Nie było widać, że artysta pracował pod wpływem?
Och, zupełnie nie! Byłem pod wrażeniem, jak dobrą robotę odwalił Taneli, mimo że był totalnie napruty. To niesamowite, jakim jest zdolnym człowiekiem, kiedy porządnie się napije (śmiech).
Nawiązując jeszcze do dawnych czasów - podobno zaczynaliście pod nazwą Mutilation, a pierwszy skład zespołu uformowali kumple z liceum.

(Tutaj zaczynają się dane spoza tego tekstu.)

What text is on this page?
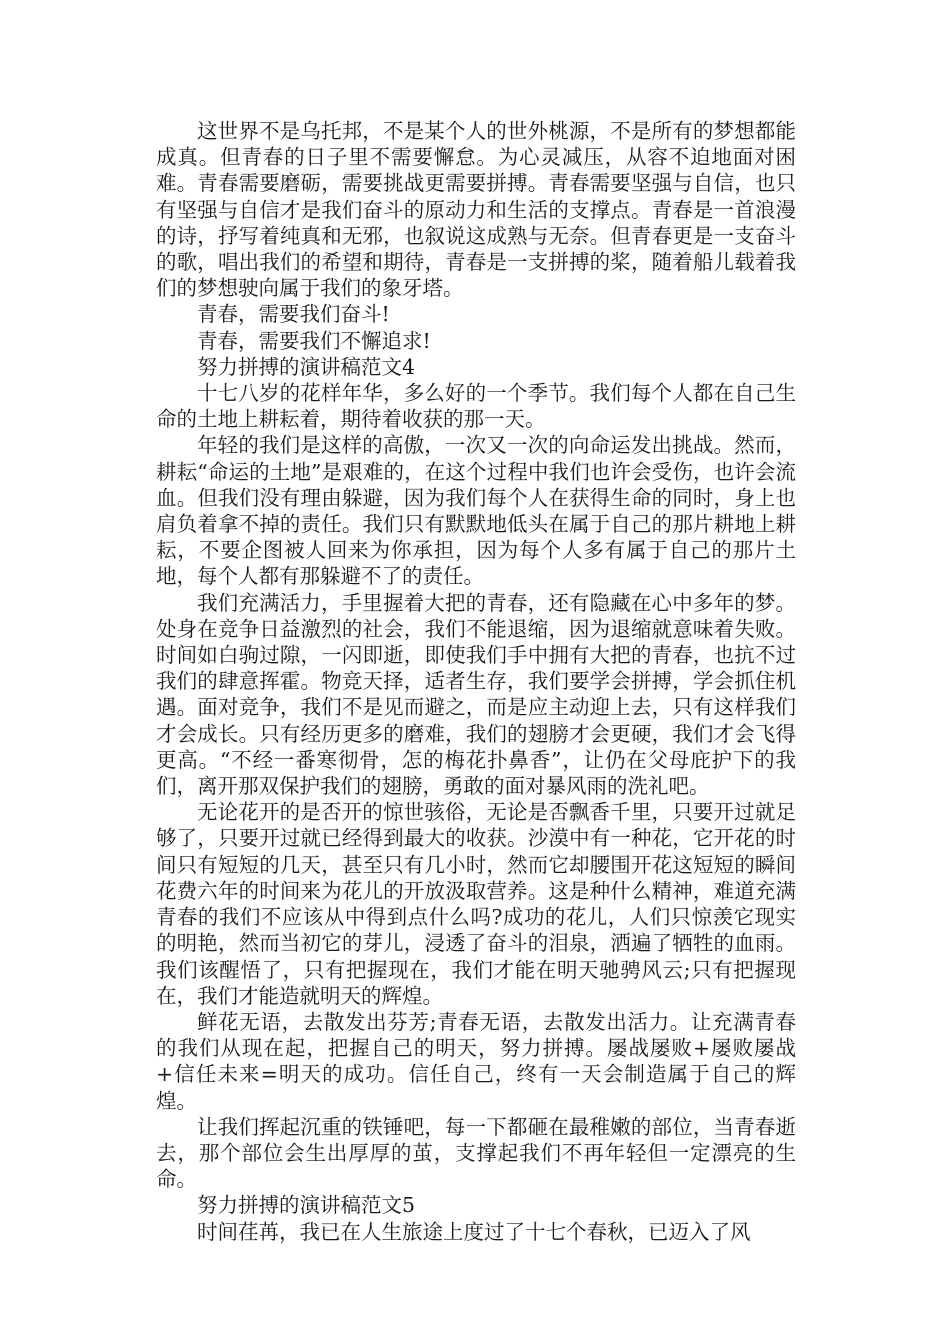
这世界不是乌托邦，不是某个人的世外桃源，不是所有的梦想都能成真。但青春的日子里不需要懈怠。为心灵减压，从容不迫地面对困难。青春需要磨砺，需要挑战更需要拼搏。青春需要坚强与自信，也只有坚强与自信才是我们奋斗的原动力和生活的支撑点。青春是一首浪漫的诗，抒写着纯真和无邪，也叙说这成熟与无奈。但青春更是一支奋斗的歌，唱出我们的希望和期待，青春是一支拼搏的桨，随着船儿载着我们的梦想驶向属于我们的象牙塔。

青春，需要我们奋斗!

青春，需要我们不懈追求!

努力拼搏的演讲稿范文4

十七八岁的花样年华，多么好的一个季节。我们每个人都在自己生命的土地上耕耘着，期待着收获的那一天。

年轻的我们是这样的高傲，一次又一次的向命运发出挑战。然而，耕耘“命运的土地”是艰难的，在这个过程中我们也许会受伤，也许会流血。但我们没有理由躲避，因为我们每个人在获得生命的同时，身上也肩负着拿不掉的责任。我们只有默默地低头在属于自己的那片耕地上耕耘，不要企图被人回来为你承担，因为每个人多有属于自己的那片土地，每个人都有那躲避不了的责任。

我们充满活力，手里握着大把的青春，还有隐藏在心中多年的梦。处身在竞争日益激烈的社会，我们不能退缩，因为退缩就意味着失败。时间如白驹过隙，一闪即逝，即使我们手中拥有大把的青春，也抗不过我们的肆意挥霍。物竞天择，适者生存，我们要学会拼搏，学会抓住机遇。面对竞争，我们不是见而避之，而是应主动迎上去，只有这样我们才会成长。只有经历更多的磨难，我们的翅膀才会更硬，我们才会飞得更高。“不经一番寒彻骨，怎的梅花扑鼻香”，让仍在父母庇护下的我们，离开那双保护我们的翅膀，勇敢的面对暴风雨的洗礼吧。

无论花开的是否开的惊世骇俗，无论是否飘香千里，只要开过就足够了，只要开过就已经得到最大的收获。沙漠中有一种花，它开花的时间只有短短的几天，甚至只有几小时，然而它却腰围开花这短短的瞬间花费六年的时间来为花儿的开放汲取营养。这是种什么精神，难道充满青春的我们不应该从中得到点什么吗?成功的花儿，人们只惊羡它现实的明艳，然而当初它的芽儿，浸透了奋斗的泪泉，洒遍了牺牲的血雨。我们该醒悟了，只有把握现在，我们才能在明天驰骋风云;只有把握现在，我们才能造就明天的辉煌。

鲜花无语，去散发出芬芳;青春无语，去散发出活力。让充满青春的我们从现在起，把握自己的明天，努力拼搏。屡战屡败+屡败屡战+信任未来=明天的成功。信任自己，终有一天会制造属于自己的辉煌。

让我们挥起沉重的铁锤吧，每一下都砸在最稚嫩的部位，当青春逝去，那个部位会生出厚厚的茧，支撑起我们不再年轻但一定漂亮的生命。

努力拼搏的演讲稿范文5

时间荏苒，我已在人生旅途上度过了十七个春秋，已迈入了风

Graliśmy kiedyś pod nazwą Mutilation, ale to był całkowicie niezależny zespół, założony przeze mnie i przez mojego brata (Kimmo Luttinen - przyp. red.). Nigdy jednak nie udało nam się osiągnąć pod tym szyldem niczego konkretnego. Nie zarejestrowaliśmy nawet żadnej demówki. Wzięliśmy udział w jednym przeglądzie zespołów i jakoś dziwnym trafem go nie wygraliśmy... (śmiech). Potem odeszli gitarzysta i basista, a ja z moim bratem zdecydowaliśmy, że zrobimy coś nowego. Miałem wtedy takiego kumpla z liceum, który grał na gitarze, Mika Paakko. On miał dwóch innych kumpli, drugiego gitarzystę i basistę. Pierwsze próby w tym składzie zagraliśmy około grudnia 1989 roku. Już wtedy zdecydowałem, że nazwę Mutilation trzeba będzie zmienić na coś innego, bo były już takie kapele w USA i Kolumbii, a chyba jeszcze na dodatek w Niemczech. Trzeba było wymyślić coś oryginalnego. Wtedy wpadła mi w ręce książka, taki krótki horror opowiadający o tym, jak Jezus wskrzesił Łazarza i Łazarz stał się wampirem. Zatem Jezus też musiał nim być, więc aby go zabić, nie trzeba go wcale było ukrzyżować, tylko przebić palem. Stąd nazwa "Impaled Nazarene".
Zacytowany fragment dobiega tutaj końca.